Did a health care company really reject people with ‘ghetto’ names?

Mantality Health racist emails

Several people who applied for jobs with a Missouri-based health company said that instead of an interview, they received racist and discriminatory responses.

“Thank you for your interest in careers at Mantality Health,” reads the email sent to several people. “Unfortunately we do not consider candidates that have suggestive ‘ghetto’ names. We wish the best in your career search.”

The recipients were understandably upset by the email from a purported representative of Mantality Health.

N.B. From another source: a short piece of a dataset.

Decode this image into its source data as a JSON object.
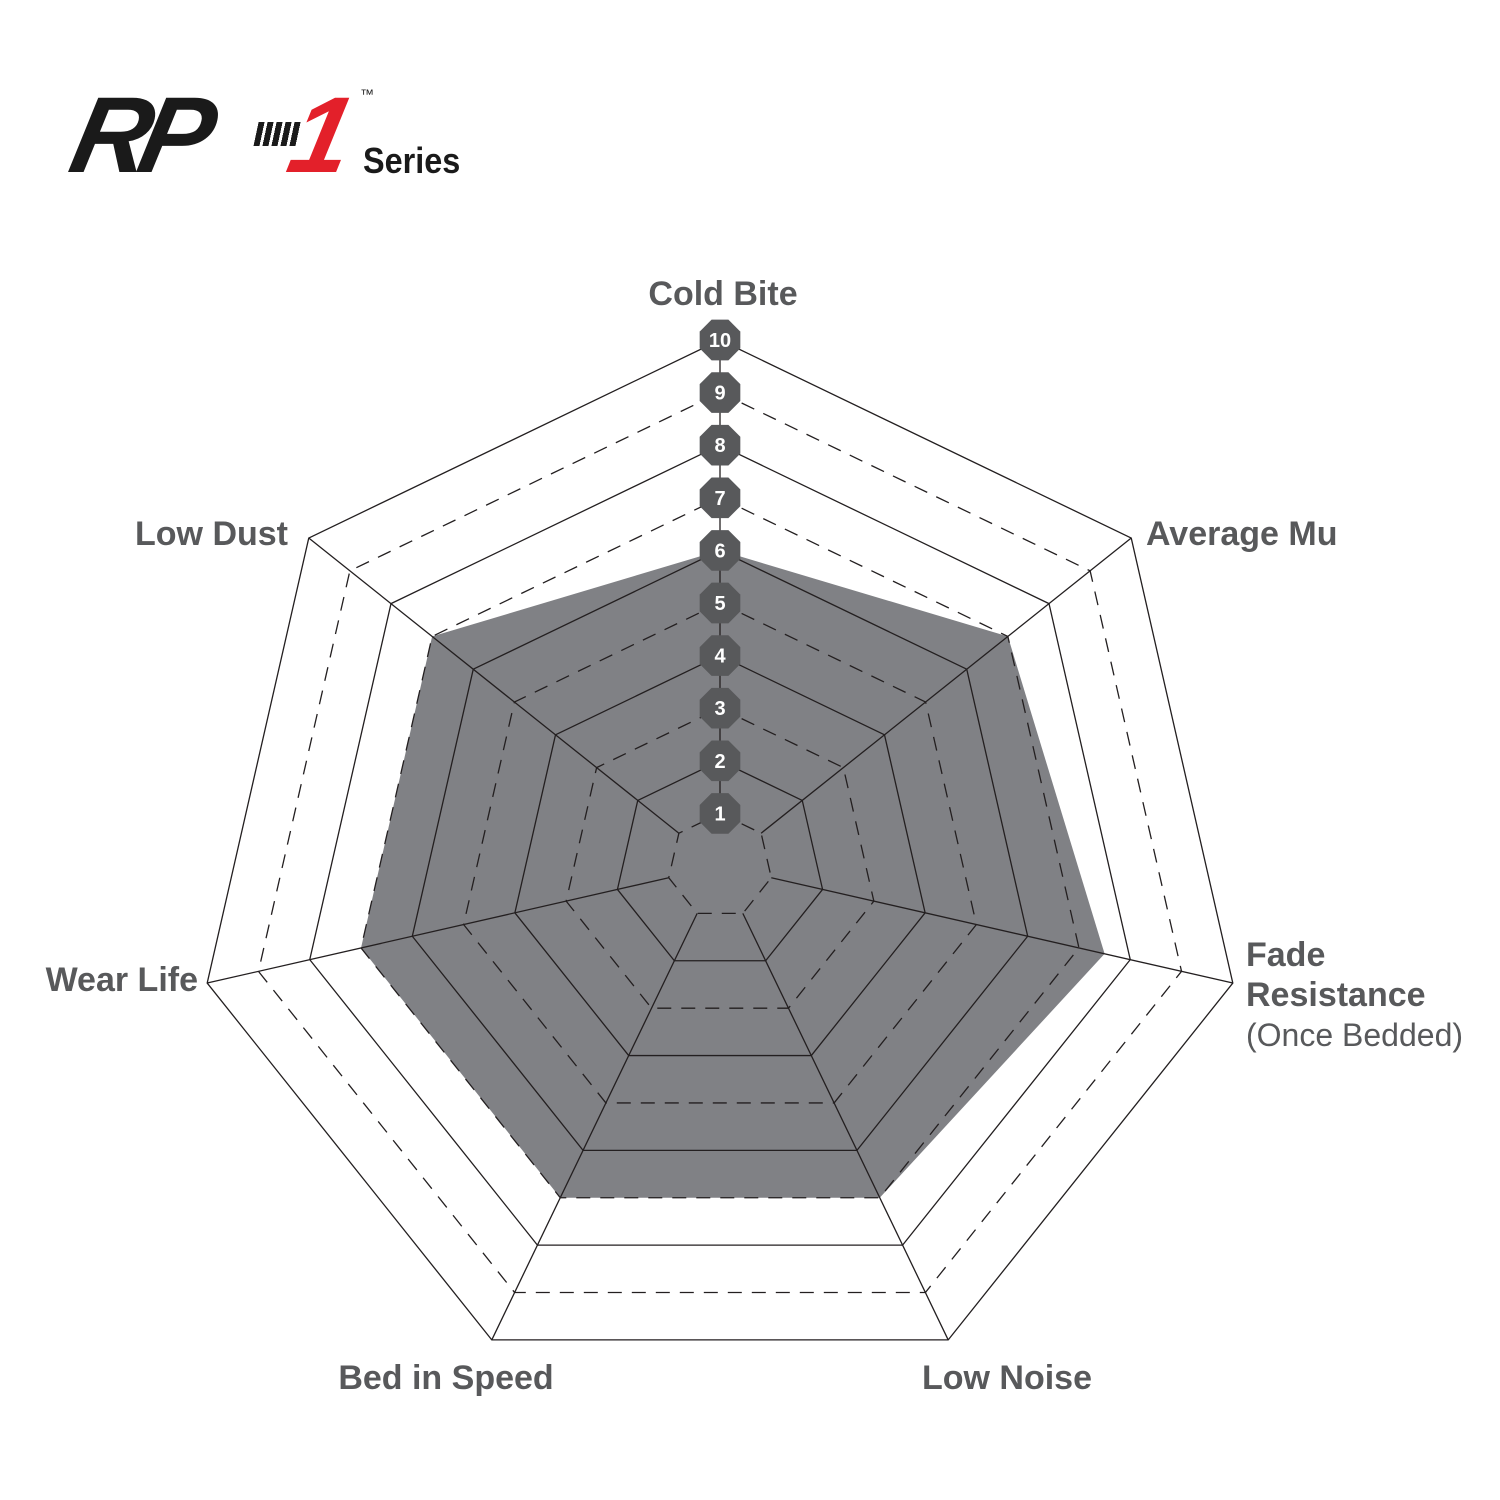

“They discriminated against me because of my name,” Hermisha Robinson wrote in a Facebook post. “My feelings are very hurt and they even got me second guessing my name trying to figure out if my name is really that ‘ghetto’.”

“I applied for a job with Mantality Health Medical Clinic and later received this email,” Quinntellia Fields wrote. “2018 and times STILL haven’t changed.”

Mantality Health specializes in hormone therapy replacement for men and has locations in Missouri, Iowa, Wisconsin and Nebraska.

Though it’s illegal to discriminate against job applicants based on race, national origin, gender, pregnancy status, age, disability or religion, studies show that people with “white-sounding” names tend to get more positive responses to applications than people with “black-sounding” names.

But Mantality Health owner Kevin Meuret told the Riverfront Times that these emails aren’t from a racist employee, but someone who hacked into the company’s Indeed.com account — potentially a disgruntled ex-employee.

He told the newspaper that about 20 emails were sent out before they found out about the breach and shut it down. The employee name entered into the emails, Jordan Kimler, had nothing to do with it, he added.

Mantality Health says racist emails were sent by a hacker

“For some reason it was a personal attack on her,” Meuret said. “I’m deeply upset that her name was tied to something that disgusting. Anyone associated with her knows that doesn’t match with anything she’s said.”

He said he’s filed reports with the Chesterfield, Missouri, police and St. Louis County’s cyber crimes division to find out the IP address of the hacker.

“Regardless of the situation, that young lady shouldn’t have to open anything that offensive,” he said. “But there was no one from our organization that sent that out.”